Grenzkontrollen
Bekämpfung der Schleppermafia – massive Reduktion der illegalen Migration geht konsequent weiter
Der Grenzschutz wird mit angepassten operativ-taktischen Maßnahmen fortgesetzt. Die Aufgriffe im Burgenland sind auf einem Tiefstand.
Der erweiterte Grenzschutz und die Grenzraumkontrollen werden um weitere sechs Monate verlängert. Die entsprechende Verordnung für die Grenzen zu Tschechien, der Slowakei, Ungarn und Slowenien tritt mit Ablauf des 15. September 2026 in Kraft.
Das konsequente Vorgehen gegen illegale Migration erfordert ein umfassendes Maßnahmenpaket. Ein wesentlicher Bestandteil ist dabei der Schutz des österreichischen Grenzraums. Die österreichische Bundespolizei hat daher bereits im Dezember 2025 ihr Konzept zur Grenzraumsicherung weiterentwickelt und einen breiten, flexiblen Kontrollgürtel etabliert. Im Mittelpunkt steht seither nicht mehr ausschließlich die stationäre Kontrolle einzelner Grenzübergänge. Stattdessen ermöglicht ein flexibler Grenzraumschutz, Kontrollen gezielt dort durchzuführen, wo sie aufgrund der aktuellen Lage erforderlich sind.

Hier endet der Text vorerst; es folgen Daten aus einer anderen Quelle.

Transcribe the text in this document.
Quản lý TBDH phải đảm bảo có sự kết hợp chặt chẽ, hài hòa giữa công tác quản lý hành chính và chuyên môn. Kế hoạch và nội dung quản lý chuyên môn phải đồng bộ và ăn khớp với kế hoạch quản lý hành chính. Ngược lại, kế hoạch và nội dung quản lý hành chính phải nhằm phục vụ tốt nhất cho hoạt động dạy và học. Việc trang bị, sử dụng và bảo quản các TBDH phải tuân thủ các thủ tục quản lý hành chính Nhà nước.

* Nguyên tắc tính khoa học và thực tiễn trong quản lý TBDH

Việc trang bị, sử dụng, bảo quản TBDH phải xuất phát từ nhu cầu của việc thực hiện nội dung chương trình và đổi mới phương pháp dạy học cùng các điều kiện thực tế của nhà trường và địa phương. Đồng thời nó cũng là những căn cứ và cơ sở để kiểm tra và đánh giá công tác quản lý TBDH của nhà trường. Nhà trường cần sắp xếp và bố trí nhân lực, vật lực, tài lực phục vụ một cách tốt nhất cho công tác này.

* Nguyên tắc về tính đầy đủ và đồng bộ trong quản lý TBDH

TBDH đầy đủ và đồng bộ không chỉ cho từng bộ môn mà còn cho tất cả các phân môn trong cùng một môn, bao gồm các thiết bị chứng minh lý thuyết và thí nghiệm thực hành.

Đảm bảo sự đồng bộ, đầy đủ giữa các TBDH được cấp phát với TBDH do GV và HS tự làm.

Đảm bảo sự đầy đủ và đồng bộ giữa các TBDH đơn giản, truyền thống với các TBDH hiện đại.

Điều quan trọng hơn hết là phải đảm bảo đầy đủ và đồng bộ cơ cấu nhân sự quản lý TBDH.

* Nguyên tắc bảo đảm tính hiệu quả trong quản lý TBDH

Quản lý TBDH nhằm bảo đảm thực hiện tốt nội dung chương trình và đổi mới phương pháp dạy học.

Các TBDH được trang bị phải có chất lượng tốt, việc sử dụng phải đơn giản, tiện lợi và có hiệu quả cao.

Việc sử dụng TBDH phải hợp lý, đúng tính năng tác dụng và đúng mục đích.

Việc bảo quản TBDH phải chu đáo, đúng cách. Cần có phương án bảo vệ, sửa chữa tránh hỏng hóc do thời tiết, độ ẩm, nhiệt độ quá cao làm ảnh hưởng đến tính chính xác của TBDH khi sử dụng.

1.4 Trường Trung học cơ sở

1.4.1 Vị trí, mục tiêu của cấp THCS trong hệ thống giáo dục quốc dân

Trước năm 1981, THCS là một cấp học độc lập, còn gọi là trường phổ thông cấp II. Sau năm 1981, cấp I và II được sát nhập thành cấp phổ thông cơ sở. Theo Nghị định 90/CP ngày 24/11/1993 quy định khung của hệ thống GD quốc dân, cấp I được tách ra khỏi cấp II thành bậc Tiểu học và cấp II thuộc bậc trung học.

"Durch den europäischen Asylpakt wird der Schutz der EU-Außengrenzen weiterentwickelt. Darüber hinaus sind derzeit aber auch noch zusätzliche Maßnahmen an den österreichischen Grenzen notwendig. Unser Grenzschutz wurde dafür neu aufgestellt. Wir setzen damit auf einen breiten, flexiblen und wirkungsvollen Grenzraumschutz. Das Ziel dabei ist nach wie vor: Schlepper und Kriminelle aus dem Verkehr ziehen und Pendler so wenig wie möglich belasten", betonte Innenminister Gerhard Karner.

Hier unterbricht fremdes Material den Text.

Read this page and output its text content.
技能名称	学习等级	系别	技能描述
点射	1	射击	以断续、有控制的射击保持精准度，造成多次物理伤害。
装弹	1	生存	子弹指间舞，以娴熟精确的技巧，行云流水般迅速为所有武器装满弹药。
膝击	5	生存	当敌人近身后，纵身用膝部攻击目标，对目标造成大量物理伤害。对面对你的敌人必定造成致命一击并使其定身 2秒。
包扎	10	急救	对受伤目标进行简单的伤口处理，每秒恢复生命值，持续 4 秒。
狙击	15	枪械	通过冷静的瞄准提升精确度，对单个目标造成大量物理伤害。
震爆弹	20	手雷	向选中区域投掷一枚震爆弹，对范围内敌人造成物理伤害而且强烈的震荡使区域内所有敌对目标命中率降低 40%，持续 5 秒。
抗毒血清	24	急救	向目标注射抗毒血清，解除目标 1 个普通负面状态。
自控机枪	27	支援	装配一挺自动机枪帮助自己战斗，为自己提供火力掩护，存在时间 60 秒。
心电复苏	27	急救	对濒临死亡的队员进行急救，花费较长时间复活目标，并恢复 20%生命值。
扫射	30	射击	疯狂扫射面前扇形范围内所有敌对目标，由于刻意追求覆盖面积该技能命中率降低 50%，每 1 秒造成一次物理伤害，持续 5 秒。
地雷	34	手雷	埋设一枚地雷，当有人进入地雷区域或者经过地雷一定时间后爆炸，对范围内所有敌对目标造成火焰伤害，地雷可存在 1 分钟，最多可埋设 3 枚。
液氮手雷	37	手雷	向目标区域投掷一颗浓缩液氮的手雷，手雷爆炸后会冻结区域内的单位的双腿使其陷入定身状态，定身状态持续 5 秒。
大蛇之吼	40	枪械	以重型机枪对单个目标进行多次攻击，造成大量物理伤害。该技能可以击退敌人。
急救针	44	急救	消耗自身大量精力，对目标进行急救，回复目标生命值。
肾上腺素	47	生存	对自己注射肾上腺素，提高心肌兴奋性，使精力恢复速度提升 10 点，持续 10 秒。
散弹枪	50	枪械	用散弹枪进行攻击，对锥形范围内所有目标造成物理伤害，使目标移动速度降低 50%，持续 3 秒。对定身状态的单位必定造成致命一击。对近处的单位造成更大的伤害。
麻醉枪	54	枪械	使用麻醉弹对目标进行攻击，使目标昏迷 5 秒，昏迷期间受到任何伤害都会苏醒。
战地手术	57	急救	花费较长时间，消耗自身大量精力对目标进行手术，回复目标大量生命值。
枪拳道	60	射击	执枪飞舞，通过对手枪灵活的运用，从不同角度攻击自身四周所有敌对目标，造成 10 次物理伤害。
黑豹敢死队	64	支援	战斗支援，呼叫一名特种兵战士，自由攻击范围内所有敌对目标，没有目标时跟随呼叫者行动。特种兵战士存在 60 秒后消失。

"Mit einem modernen Grenzraumschutz entlasten wir Pendler und Betriebe und spielen Ressourcen frei, die wir dort einsetzen können, wo sie für die Sicherheit unseres Landes am dringendsten gebraucht werden. Gleichzeitig gehen wir noch konsequenter gegen Schlepperei und illegale Grenzübertritte vor – national, aber vor allem europäisch. Um Österreich gemeinsam mit unseren europäischen Partnern langfristig sicher zu machen, setzen wir uns im Rahmen des Asylpakts und der gemeinsamen Außen- und Sicherheitspolitik auch weiterhin vehement für einen starken europäischen Grenzschutz ein", ergänzte Außenministerin Beate Meinl-Reisinger.
"Die Verlängerung der Grenzraumkontrollen für weitere sechs Monate ist ein wichtiger Schritt, um weiterhin ordnend gegen die irreguläre Migration vorzugehen. Wichtig dabei ist, dass alle Maßnahmen zielgerichtet, rechtsstaatlich und ohne Generalverdacht ablaufen", sagte Staatssekretär Jörg Leichtfried.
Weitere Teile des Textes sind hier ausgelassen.